Remembering the ATF assault on the Branch Davidian compound, one year to the day before the Oklahoma City bombings, he might even treat you to some lovely Arkansas state trooper conspiracy theorizing.
That’s an ideological niche no more notable here than elsewhere. Nevertheless, Waco and environs remain reliably Red. In fact, its incumbent U.S. Rep. Chet Edwards (D-TX17) sits in the second highest McCain-performing Democratic seat in the country. He represents former president George W. Bush’s ranch retreat town of Crawford. Republicans have salivated over this seat since Edwards first won it in 1990.
Edwards was a prominent and indefatigable Obama surrogate before the Texas primary. Although he did pull out a narrow win for Obama in his home base of Waco, he was probably taking cues from Obama fervor that overtook Brazos County to the south, site of College Station and Texas A&M. But President Obama is not popular here.Even its “fast-growing Johnson, Hood and Somervell counties…now part of exurban Forth Worth,” rejected Obama by 3 to 1. These counties are proof that not all of booming Texas is following Austin’s lead and getting more Democratic and less “weird” as it suburbanizes.

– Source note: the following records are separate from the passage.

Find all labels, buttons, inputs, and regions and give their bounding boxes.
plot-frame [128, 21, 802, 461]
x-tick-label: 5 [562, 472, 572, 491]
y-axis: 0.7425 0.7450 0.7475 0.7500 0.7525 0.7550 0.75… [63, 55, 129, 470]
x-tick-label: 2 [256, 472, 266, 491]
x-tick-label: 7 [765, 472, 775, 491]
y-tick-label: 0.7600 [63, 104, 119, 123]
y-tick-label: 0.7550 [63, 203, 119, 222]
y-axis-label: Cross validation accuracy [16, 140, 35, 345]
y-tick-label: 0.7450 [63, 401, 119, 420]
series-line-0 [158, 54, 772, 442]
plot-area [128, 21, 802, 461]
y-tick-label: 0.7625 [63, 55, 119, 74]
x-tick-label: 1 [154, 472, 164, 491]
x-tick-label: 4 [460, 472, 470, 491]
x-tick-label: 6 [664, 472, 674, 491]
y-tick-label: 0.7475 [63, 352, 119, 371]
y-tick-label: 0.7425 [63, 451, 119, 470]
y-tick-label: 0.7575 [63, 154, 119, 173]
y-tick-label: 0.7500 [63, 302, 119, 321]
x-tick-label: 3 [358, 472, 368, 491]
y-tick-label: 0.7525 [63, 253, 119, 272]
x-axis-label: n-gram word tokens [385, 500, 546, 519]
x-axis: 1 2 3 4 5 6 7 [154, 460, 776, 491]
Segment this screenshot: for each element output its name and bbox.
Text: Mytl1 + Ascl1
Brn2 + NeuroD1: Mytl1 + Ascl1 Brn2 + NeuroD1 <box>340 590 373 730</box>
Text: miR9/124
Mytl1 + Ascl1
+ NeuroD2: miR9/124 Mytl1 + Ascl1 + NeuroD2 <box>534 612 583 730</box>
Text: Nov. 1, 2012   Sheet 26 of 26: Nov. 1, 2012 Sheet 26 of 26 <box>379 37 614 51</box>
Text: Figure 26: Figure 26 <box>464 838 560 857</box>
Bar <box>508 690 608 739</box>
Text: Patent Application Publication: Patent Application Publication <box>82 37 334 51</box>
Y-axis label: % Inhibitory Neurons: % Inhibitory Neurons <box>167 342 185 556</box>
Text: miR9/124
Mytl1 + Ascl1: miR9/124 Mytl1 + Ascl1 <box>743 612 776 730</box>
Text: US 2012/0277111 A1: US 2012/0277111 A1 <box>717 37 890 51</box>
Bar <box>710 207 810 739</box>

Monday, state Senator Steve Ogden announced that the NRCC couldn’t lure him into challenging Edwards, and will instead seek to return to Austin.What scared Ogden off? First off, Edwards is a adroit political animal. Edwards survived the 1994 onslaught that claimed the scalps of scores of mostly moderate Democrats comfortably. He held on after former House Majority Leader Tom DeLay’s mid-decade redistricting shenanigans.
He’s served the leadership, taking up the moderate slot in the Whip team after 1994, but does strike an independent posture on prominent occasions. He bucked Speaker Pelosi on Cap & Trade and the health care votes in the 111thCongress.
If Republicans can finally take down Chet Edwards by hanging the “Obamatross” around his neck in 2010, they should be able to pick off a host of other less adept House Dems from districts that were less Obama-phobic in ‘08.